Starting with Yves Champollion, we were taken to the start of the modern translation, the process of the deciphering of the Rosetta Stone, which exemplifies the required skills and challenges of today. Later that day, Douglass Hofstader discussed the relative merits of transposing contextual language, whether description or dialogue, from one culture to another, citing the translations of Aleksandr Solzhenitsyn’s One Day in the Life of Ivan Denisovich and David Grossman’s A Horse Walks into a Bar, among others. He discussed the degree to which the readers’ culture should be reflected in the choice of words. The next day, Prof. Yehuda Shenhav-Shahraban spoke about the problem with translating from a language without solid knowledge of its culture and how working in groups, i.e., through dialogue, can overcome this limitation. Later that day, David Chrystal took us on a rapid and fascinating trip through the history of linguistics, a challenge in itself, and enlightened us on its latest focus, pragmatics, crystallizing (pun intended) our intuitive knowledge that context is almost everything in determining the actual meaning. Fabienne Bergmann and Eliezer Nowodworsky discussed the problem of censorship even when the translation is clear, using the Little Prince as an example. These lectures brought out the extasy of translating a word.
No less importantly, other lectures provided guidance for business success in the changing world translation. Regardless of your current specialization or future area of growth, lecturers provided a gold mine of information. Nina Sattler-Hovdar broke down the ins and outs of transcreation while Joseph Kovalov demystified machine translation. Michel Norman shared his wealth of knowledge on financial translation, which I personally profited from, while Maria Victoria Tuya provided a detailed presentation on medical translation. Paige Dygert gave excellent advice on why and how to find legal clients while the challenges of remote interpretation were addressed by several speakers, including Francesco Saina as well as Myriam Nahon and Gisèle Abazon of the AIIC. I personally led a discussion on communicating with customers when problems occur for the purpose of both limiting damage and building customer loyalty. The conference provided plentiful practical tips.
Maybe the most valuable contribution of this conference was the inspiration and hope it gave after this last difficult year. Anna Lewoc presented the why and how to achieve the proper balance between work and happiness, an art that especially tends to be lost in tough times.

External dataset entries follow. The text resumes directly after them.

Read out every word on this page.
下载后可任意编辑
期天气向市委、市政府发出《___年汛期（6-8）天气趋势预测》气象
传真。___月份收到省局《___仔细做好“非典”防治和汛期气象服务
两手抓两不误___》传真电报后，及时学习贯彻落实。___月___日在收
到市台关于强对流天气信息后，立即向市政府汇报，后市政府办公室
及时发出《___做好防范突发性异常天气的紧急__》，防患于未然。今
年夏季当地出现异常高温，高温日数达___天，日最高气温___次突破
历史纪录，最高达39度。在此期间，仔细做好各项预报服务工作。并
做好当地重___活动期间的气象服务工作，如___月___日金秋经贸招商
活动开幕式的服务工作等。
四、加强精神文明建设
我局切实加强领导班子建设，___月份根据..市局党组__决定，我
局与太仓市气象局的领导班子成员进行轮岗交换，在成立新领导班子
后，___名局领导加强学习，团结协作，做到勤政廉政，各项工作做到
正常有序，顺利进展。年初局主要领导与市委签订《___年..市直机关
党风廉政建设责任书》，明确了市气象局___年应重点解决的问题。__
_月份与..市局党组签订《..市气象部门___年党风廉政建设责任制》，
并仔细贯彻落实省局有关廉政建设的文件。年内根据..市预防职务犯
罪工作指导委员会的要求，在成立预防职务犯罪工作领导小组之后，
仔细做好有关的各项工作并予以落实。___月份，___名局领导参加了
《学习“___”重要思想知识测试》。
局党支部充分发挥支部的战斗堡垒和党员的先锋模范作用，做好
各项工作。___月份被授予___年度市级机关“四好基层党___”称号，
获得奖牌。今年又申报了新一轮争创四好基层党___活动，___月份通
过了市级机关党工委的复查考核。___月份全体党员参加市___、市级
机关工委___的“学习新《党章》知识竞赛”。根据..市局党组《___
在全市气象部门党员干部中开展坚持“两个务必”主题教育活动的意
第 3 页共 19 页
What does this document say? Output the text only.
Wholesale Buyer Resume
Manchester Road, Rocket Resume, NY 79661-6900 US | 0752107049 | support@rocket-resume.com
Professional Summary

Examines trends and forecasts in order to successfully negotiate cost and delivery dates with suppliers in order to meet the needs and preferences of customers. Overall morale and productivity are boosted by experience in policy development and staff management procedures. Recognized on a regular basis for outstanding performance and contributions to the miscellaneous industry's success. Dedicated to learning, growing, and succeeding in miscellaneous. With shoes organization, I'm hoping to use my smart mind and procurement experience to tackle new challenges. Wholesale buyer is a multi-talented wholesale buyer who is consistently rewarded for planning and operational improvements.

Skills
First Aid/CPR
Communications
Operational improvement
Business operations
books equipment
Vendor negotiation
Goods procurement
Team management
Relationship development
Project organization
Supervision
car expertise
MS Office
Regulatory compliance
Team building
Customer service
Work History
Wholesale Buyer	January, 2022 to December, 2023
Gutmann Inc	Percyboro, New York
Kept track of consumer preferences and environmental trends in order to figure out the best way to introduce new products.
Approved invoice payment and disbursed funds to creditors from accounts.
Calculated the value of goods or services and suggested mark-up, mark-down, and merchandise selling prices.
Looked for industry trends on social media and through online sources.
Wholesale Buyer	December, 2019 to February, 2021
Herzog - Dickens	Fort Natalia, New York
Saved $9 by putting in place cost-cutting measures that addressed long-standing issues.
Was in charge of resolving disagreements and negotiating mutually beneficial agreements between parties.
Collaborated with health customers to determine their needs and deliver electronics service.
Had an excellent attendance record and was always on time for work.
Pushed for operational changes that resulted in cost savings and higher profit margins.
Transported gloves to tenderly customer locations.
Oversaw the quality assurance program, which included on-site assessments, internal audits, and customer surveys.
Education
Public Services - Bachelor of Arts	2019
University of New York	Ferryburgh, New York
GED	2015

Armenise Guiseppe Alessio spoke with enthusiasm and specific about how he succeeded in starting a freelance translator business in the middle of the Corona crisis. Finally, and most inspiring, Marguerite Strom showed how us how she reinvented her business in that period, overcoming all the psychological barriers, including being non-native to technology and uncomfortable with marketing, and is thriving. She especially cheered up those generalists, who have been feeling underappreciated in recent years. Whether we are new or established, their messages rang a bell.
The best testimony of this conference is that I was able to sit on my sofa for three days without suffering, an abnormal act if I am healthy. The combination of relevant topics and effective speakers made it easy to do nothing but listen and learn. The ITA chairperson, Uri Bruck, deserves a whole haberdashery of chapeaux for the organization of the conference and keeping it on schedule. Churchill said that if you are going through hell, keep on going. This conference was a giant step to better times.
*Use picture captions to assist the blind.